Microsoft today said that it will close the $7.2 billion acquisition of Nokia’s handset business on Friday, about eight months after revealing the deal.
“The transaction will be completed this Friday, 25 April, when we’ll officially welcome the Nokia Devices and Services business as part of the Microsoft family,” wrote Brad Smith, Microsoft general counsel, in a short blog Monday.
Microsoft announced the acquisition of Nokia’s devices arm – and an associated patent deal – 2 September 2013, when Steve Ballmer was still chief executive. At the time, Microsoft said it would pay approximately $5 billion for “substantially all” of Nokia’s Devices & Services business and $2.2 billion to license a broad portfolio of Nokia’s patents.
By closing the acquisition Friday, Microsoft will come in just under the wire: Previously, Nokia had said it expected to finalise the deal this month.
The People’s Republic of China was one of the last countries whose regulatory agencies gave the acquisition a green light.
According to reports last week based on alleged messages from Microsoft and Nokia to customers and suppliers, Nokia’s Devices and Services division will be rebranded as Microsoft Mobile Oy and headquartered in Espoo, Finland, serving as a wholly owned Microsoft subsidiary.
Stephen Elop, formerly the CEO of Nokia – and before that an executive at Microsoft – will lead the subsidiary, which will have more than 30,000 employees.
Smith also noted some last-minute changes to the acquisition deal, including a transfer of 21 Nokia employees based in China to Microsoft; the cancellation of the transfer of Nokia’s manufacturing facility in Masan, South Korea, to Microsoft; and Microsoft’s plan to manage the nokia.com domain and Nokia’s social media sites for up to a year.
Smith also touted the deal, as other company executives have regularly done for months. “This acquisition will help Microsoft accelerate innovation and market adoption for Windows Phones,” Smith wrote. “In addition, we look forward to introducing the next billion customers to Microsoft services via Nokia mobile phones.”

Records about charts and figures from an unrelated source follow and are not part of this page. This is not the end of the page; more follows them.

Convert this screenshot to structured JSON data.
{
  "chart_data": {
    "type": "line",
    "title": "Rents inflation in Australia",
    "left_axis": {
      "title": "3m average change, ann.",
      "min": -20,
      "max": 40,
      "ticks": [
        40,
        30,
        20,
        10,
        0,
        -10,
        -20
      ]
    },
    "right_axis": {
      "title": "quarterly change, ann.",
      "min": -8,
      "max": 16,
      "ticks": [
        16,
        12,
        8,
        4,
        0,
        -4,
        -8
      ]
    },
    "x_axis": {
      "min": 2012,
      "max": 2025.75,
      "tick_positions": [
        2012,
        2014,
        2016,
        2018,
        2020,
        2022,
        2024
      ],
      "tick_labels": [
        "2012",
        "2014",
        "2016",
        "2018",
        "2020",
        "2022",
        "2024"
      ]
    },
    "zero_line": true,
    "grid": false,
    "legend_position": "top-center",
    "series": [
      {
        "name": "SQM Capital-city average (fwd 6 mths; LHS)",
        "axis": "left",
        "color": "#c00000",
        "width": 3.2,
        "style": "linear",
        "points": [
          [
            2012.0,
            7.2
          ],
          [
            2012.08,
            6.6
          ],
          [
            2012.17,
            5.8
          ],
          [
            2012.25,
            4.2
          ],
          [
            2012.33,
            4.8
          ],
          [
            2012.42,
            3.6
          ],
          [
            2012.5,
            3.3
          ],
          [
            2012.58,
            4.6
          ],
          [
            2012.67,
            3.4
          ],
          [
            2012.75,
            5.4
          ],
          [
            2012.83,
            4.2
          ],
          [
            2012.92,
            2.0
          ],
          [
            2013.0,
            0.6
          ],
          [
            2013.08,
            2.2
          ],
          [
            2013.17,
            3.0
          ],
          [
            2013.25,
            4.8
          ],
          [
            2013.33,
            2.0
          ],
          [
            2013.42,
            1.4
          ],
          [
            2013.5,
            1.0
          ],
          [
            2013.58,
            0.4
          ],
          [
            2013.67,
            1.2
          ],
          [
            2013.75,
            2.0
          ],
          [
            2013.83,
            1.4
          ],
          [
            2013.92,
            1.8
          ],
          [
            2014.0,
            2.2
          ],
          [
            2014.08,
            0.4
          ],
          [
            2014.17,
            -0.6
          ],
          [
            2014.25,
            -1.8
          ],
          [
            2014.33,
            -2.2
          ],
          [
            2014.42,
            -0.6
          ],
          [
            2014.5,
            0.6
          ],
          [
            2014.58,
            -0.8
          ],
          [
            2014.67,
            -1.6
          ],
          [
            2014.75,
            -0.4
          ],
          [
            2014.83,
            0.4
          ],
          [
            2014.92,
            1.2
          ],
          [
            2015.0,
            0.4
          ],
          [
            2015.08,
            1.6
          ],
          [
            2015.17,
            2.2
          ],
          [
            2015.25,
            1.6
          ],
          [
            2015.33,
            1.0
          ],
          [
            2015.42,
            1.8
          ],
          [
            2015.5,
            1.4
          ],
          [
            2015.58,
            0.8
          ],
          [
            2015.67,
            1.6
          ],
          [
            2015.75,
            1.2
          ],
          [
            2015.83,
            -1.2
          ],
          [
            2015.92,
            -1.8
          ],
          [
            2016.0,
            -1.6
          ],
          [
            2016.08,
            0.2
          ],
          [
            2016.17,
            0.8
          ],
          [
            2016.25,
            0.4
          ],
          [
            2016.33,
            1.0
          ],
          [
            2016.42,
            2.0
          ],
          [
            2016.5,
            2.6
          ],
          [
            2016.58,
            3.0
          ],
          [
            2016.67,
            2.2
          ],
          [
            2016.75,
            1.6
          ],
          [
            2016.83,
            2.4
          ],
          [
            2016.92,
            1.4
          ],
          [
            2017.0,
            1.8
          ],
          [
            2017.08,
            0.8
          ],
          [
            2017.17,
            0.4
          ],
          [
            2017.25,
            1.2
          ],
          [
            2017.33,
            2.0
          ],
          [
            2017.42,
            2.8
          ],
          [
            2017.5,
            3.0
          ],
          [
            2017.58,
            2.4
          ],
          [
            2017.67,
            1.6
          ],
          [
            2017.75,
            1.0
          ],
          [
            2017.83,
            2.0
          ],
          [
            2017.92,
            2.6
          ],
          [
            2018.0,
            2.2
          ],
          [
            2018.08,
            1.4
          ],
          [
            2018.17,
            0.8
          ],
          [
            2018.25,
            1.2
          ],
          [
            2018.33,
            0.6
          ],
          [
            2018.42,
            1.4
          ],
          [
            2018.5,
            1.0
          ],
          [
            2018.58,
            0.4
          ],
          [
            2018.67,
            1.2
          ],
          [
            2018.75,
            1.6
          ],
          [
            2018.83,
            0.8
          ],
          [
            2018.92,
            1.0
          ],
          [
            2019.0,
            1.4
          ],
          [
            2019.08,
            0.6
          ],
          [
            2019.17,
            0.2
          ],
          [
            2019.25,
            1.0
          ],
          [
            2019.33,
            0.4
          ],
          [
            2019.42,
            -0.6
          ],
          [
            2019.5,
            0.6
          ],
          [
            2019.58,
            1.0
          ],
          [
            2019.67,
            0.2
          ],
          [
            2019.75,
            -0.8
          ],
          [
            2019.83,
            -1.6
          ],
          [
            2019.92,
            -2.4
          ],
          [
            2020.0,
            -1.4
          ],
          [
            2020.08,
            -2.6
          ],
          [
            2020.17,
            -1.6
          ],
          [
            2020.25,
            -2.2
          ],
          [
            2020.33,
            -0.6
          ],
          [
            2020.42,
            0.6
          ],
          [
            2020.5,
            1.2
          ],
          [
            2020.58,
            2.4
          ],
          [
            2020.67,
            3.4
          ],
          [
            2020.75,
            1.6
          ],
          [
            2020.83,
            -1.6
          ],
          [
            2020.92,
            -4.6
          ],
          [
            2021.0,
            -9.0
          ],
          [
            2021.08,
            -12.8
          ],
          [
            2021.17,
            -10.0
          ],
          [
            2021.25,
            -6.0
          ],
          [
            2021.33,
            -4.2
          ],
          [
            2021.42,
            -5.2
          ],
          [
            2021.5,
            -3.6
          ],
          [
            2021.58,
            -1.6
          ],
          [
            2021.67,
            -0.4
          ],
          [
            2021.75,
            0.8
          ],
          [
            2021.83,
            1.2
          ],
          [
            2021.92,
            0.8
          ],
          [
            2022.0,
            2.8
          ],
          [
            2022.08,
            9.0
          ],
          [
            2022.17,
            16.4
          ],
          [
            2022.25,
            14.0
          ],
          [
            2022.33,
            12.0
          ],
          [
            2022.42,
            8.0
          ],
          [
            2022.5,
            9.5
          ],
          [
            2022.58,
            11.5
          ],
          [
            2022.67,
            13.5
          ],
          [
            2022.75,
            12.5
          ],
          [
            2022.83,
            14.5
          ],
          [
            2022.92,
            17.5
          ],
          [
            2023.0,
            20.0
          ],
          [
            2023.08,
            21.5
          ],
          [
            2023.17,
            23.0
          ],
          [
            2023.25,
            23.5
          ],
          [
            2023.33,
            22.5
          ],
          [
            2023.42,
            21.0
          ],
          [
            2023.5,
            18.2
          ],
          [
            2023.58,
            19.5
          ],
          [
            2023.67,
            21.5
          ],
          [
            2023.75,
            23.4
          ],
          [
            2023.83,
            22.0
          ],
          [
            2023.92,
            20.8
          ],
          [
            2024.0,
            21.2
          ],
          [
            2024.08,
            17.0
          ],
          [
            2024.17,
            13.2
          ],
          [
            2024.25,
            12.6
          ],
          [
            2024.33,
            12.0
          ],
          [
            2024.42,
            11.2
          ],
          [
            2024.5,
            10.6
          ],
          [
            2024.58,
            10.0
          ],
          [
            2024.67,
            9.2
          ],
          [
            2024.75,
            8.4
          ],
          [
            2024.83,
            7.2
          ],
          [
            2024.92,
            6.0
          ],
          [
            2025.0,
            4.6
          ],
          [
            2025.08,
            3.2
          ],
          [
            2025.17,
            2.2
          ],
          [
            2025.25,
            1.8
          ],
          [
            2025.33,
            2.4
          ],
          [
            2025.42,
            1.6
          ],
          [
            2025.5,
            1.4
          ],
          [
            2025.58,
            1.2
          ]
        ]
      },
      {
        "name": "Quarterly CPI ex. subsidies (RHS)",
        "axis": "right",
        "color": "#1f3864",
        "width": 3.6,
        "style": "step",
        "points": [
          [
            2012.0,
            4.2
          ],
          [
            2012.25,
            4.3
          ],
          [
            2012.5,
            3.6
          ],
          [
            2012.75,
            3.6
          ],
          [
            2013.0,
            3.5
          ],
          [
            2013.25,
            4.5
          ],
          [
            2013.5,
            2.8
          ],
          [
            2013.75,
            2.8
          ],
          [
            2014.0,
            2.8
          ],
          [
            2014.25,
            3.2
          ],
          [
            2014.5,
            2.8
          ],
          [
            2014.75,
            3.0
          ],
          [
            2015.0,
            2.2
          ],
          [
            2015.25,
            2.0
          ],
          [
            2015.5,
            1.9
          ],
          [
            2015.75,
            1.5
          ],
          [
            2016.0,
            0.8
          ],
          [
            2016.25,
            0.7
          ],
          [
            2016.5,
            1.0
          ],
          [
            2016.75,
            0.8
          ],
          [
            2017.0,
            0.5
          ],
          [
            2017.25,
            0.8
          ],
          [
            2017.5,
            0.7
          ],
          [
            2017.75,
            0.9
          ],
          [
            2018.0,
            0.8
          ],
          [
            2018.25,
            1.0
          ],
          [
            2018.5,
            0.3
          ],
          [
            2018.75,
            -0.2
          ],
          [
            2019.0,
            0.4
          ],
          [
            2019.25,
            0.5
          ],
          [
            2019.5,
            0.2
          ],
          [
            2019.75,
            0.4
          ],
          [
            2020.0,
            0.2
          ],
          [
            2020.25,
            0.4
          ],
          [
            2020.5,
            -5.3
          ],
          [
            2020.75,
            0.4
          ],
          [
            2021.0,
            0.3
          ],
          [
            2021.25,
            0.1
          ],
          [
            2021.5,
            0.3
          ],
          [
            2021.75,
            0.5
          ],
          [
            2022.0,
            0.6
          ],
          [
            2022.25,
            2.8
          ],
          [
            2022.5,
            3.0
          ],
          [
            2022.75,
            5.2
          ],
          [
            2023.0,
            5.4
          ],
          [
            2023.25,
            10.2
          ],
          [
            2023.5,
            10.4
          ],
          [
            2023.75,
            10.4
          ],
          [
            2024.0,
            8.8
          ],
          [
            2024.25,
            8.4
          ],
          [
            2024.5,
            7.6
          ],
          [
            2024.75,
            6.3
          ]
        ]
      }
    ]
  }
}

Analysts, however, have remained skeptical about whether Microsoft can seriously contend with Apple and the plethora of smartphone makers that use Google’s Android, even with control over device design and manufacturing. Researcher IDC, which once believed Windows Phone would have a larger share of smartphone shipments than Apple’s iOS by 2016, recently forecast that Windows Phone will account for a 4.8% share that year, compared to Apple’s 14.7% and Google’s 77.5%.